3. If a child is receiving EFCP and turns age 21, evaluate for MFC if all eligibility requirements are met. If not eligible for MFC, evaluate for all other Medicaid programs.
E. Electronic Verification
When determining eligibility for Medicaid/NCHC under MAGI rules, verification from an electronic source must be used first.
1. Only request additional verification from the a/b if:
a. There is no electronic source available. (e.g. landlords, utility companies, or a new employer), or
b. There is inconsistency between the electronic source and the a/b’s self-attestation that can have an impact on eligibility.
2. If requesting additional verification, send the DMA-5097, Request for Information, allowing the applicant 12 calendars days to provide information. Follow application processing requirements for requesting information.

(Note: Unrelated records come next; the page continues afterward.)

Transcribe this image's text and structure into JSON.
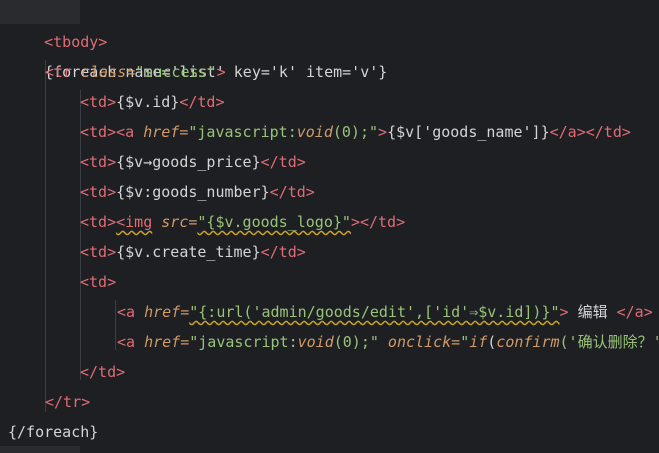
{
  "lines": [
    {
      "id": "l1",
      "parts": [
        "<tbody>"
      ]
    },
    {
      "id": "l2",
      "parts": [
        "{foreach name='list' key='k' item='v'}"
      ]
    },
    {
      "id": "l3",
      "parts": [
        "<tr",
        " class=",
        "\"success\"",
        ">"
      ]
    },
    {
      "id": "l4",
      "parts": [
        "<td>",
        "{$v.id}",
        "</td>"
      ]
    },
    {
      "id": "l5",
      "parts": [
        "<td>",
        "<a",
        " href=",
        "\"javascript:",
        "void",
        "(0);\"",
        ">",
        "{$v['goods_name']}",
        "</a>",
        "</td>"
      ]
    },
    {
      "id": "l6",
      "parts": [
        "<td>",
        "{$v→goods_price}",
        "</td>"
      ]
    },
    {
      "id": "l7",
      "parts": [
        "<td>",
        "{$v:goods_number}",
        "</td>"
      ]
    },
    {
      "id": "l8",
      "parts": [
        "<td>",
        "<img",
        " src=",
        "\"{$v.goods_logo}\"",
        "></td>"
      ]
    },
    {
      "id": "l9",
      "parts": [
        "<td>",
        "{$v.create_time}",
        "</td>"
      ]
    },
    {
      "id": "l10",
      "parts": [
        "<td>"
      ]
    },
    {
      "id": "l11",
      "parts": [
        "<a",
        " href=",
        "\"{:url('admin/goods/edit',['id'⇒$v.id])}\"",
        ">",
        " 编辑 ",
        "</a>"
      ]
    },
    {
      "id": "l12",
      "parts": [
        "<a",
        " href=",
        "\"javascript:",
        "void",
        "(0);\"",
        " onclick=",
        "\"",
        "if",
        "(",
        "confirm",
        "('确认删除？'"
      ]
    },
    {
      "id": "l13",
      "parts": [
        "</td>"
      ]
    },
    {
      "id": "l14",
      "parts": [
        "</tr>"
      ]
    },
    {
      "id": "l15",
      "parts": [
        "{/foreach}"
      ]
    }
  ],
  "colors": {
    "background": "#1e1f22",
    "tag": "#e06c75",
    "attribute": "#d19a66",
    "string": "#98c379",
    "text": "#d4d4d4",
    "warning_underline": "#c9a227"
  }
}
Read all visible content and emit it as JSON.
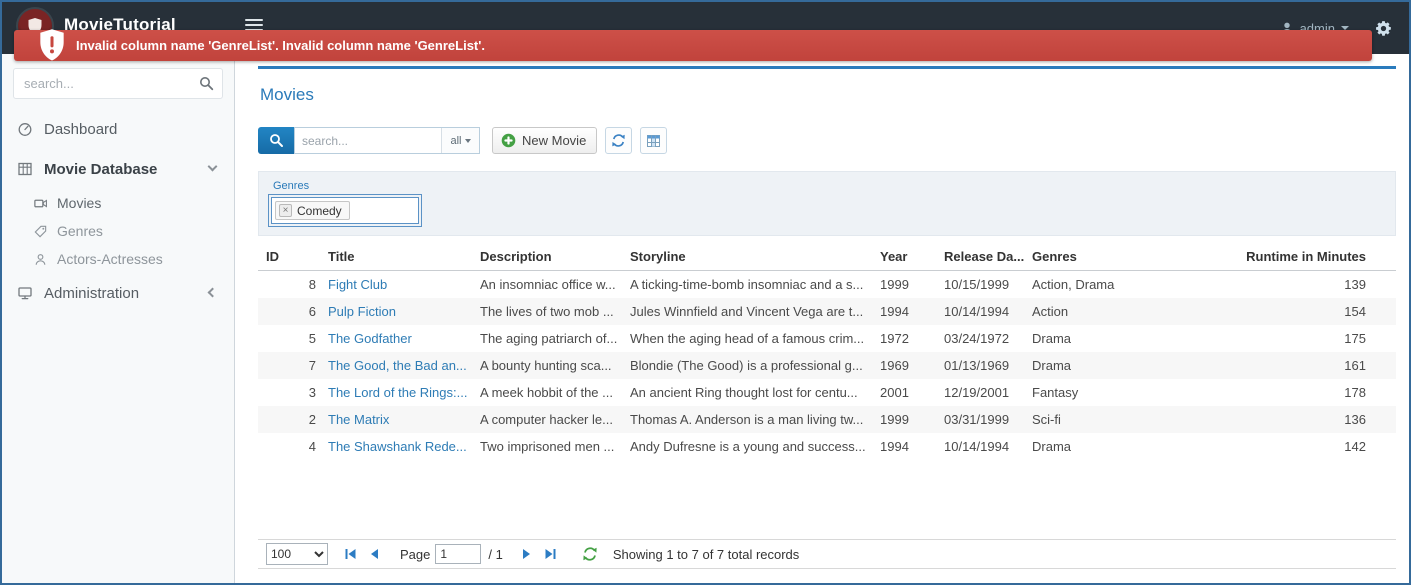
{
  "navbar": {
    "brand": "MovieTutorial",
    "user_label": "admin"
  },
  "alert": {
    "message": "Invalid column name 'GenreList'. Invalid column name 'GenreList'."
  },
  "sidebar": {
    "search_placeholder": "search...",
    "items": {
      "dashboard": "Dashboard",
      "movie_database": "Movie Database",
      "movies": "Movies",
      "genres": "Genres",
      "actors": "Actors-Actresses",
      "administration": "Administration"
    }
  },
  "main": {
    "title": "Movies",
    "toolbar": {
      "search_placeholder": "search...",
      "search_scope": "all",
      "new_movie": "New Movie"
    },
    "filter": {
      "label": "Genres",
      "chip_remove": "×",
      "chip": "Comedy"
    },
    "table": {
      "columns": [
        "ID",
        "Title",
        "Description",
        "Storyline",
        "Year",
        "Release Da...",
        "Genres",
        "Runtime in Minutes"
      ],
      "rows": [
        {
          "id": "8",
          "title": "Fight Club",
          "description": "An insomniac office w...",
          "storyline": "A ticking-time-bomb insomniac and a s...",
          "year": "1999",
          "release_date": "10/15/1999",
          "genres": "Action, Drama",
          "runtime": "139"
        },
        {
          "id": "6",
          "title": "Pulp Fiction",
          "description": "The lives of two mob ...",
          "storyline": "Jules Winnfield and Vincent Vega are t...",
          "year": "1994",
          "release_date": "10/14/1994",
          "genres": "Action",
          "runtime": "154"
        },
        {
          "id": "5",
          "title": "The Godfather",
          "description": "The aging patriarch of...",
          "storyline": "When the aging head of a famous crim...",
          "year": "1972",
          "release_date": "03/24/1972",
          "genres": "Drama",
          "runtime": "175"
        },
        {
          "id": "7",
          "title": "The Good, the Bad an...",
          "description": "A bounty hunting sca...",
          "storyline": "Blondie (The Good) is a professional g...",
          "year": "1969",
          "release_date": "01/13/1969",
          "genres": "Drama",
          "runtime": "161"
        },
        {
          "id": "3",
          "title": "The Lord of the Rings:...",
          "description": "A meek hobbit of the ...",
          "storyline": "An ancient Ring thought lost for centu...",
          "year": "2001",
          "release_date": "12/19/2001",
          "genres": "Fantasy",
          "runtime": "178"
        },
        {
          "id": "2",
          "title": "The Matrix",
          "description": "A computer hacker le...",
          "storyline": "Thomas A. Anderson is a man living tw...",
          "year": "1999",
          "release_date": "03/31/1999",
          "genres": "Sci-fi",
          "runtime": "136"
        },
        {
          "id": "4",
          "title": "The Shawshank Rede...",
          "description": "Two imprisoned men ...",
          "storyline": "Andy Dufresne is a young and success...",
          "year": "1994",
          "release_date": "10/14/1994",
          "genres": "Drama",
          "runtime": "142"
        }
      ]
    },
    "pager": {
      "page_size": "100",
      "page_label": "Page",
      "current_page": "1",
      "of_pages": "/ 1",
      "status": "Showing 1 to 7 of 7 total records"
    }
  },
  "icons": {
    "brand-logo-icon": "shield-badge",
    "hamburger-icon": "three-bars",
    "user-icon": "person-silhouette",
    "caret-down-icon": "triangle-down",
    "gears-icon": "gear",
    "alert-shield-icon": "shield-exclamation",
    "search-icon": "magnifier",
    "dashboard-icon": "gauge",
    "movie-database-icon": "grid-table",
    "movies-icon": "video-camera",
    "genres-icon": "tag",
    "actors-icon": "person",
    "administration-icon": "monitor",
    "chevron-down-icon": "chevron-down",
    "chevron-left-icon": "chevron-left",
    "new-movie-icon": "plus-circle-green",
    "refresh-icon": "blue-circular-arrows",
    "column-picker-icon": "table-columns",
    "first-page-icon": "bar-left-triangle",
    "prev-page-icon": "left-triangle",
    "next-page-icon": "right-triangle",
    "last-page-icon": "right-triangle-bar",
    "pager-refresh-icon": "green-circular-arrows",
    "chip-remove-icon": "x-box"
  },
  "colors": {
    "navbar_bg": "#273039",
    "alert_red": "#c7473f",
    "accent_blue": "#2a7ab9",
    "link_blue": "#2e7cb5",
    "success_green": "#44a044",
    "frame_border": "#356a9a"
  }
}
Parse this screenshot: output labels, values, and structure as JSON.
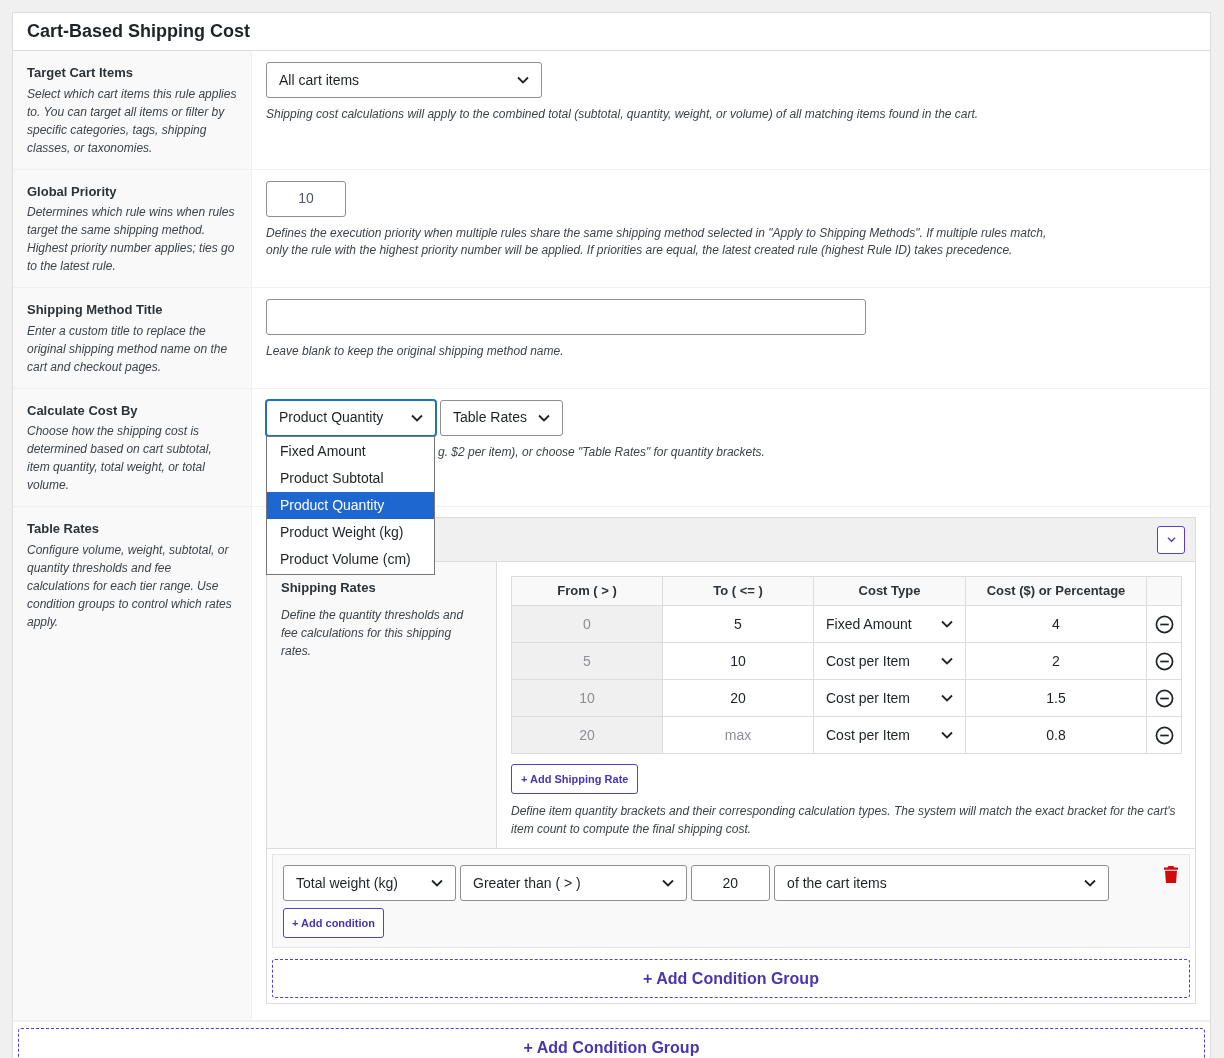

3. If verification is not received, deny the application for failure to provide necessary information.
4. For ongoing cases, send the DMA-5097, Request for Information, allowing the applicant 12 calendars days to provide information.
5. If verification is not received, send a timely notice proposing termination for failure to provide necessary information.
III. eFFECTIVE DATE AND IMPLEMENTATION
This policy is effective January 1, 2014.
If you have any questions regarding this information, please contact a Medicaid Program Representative.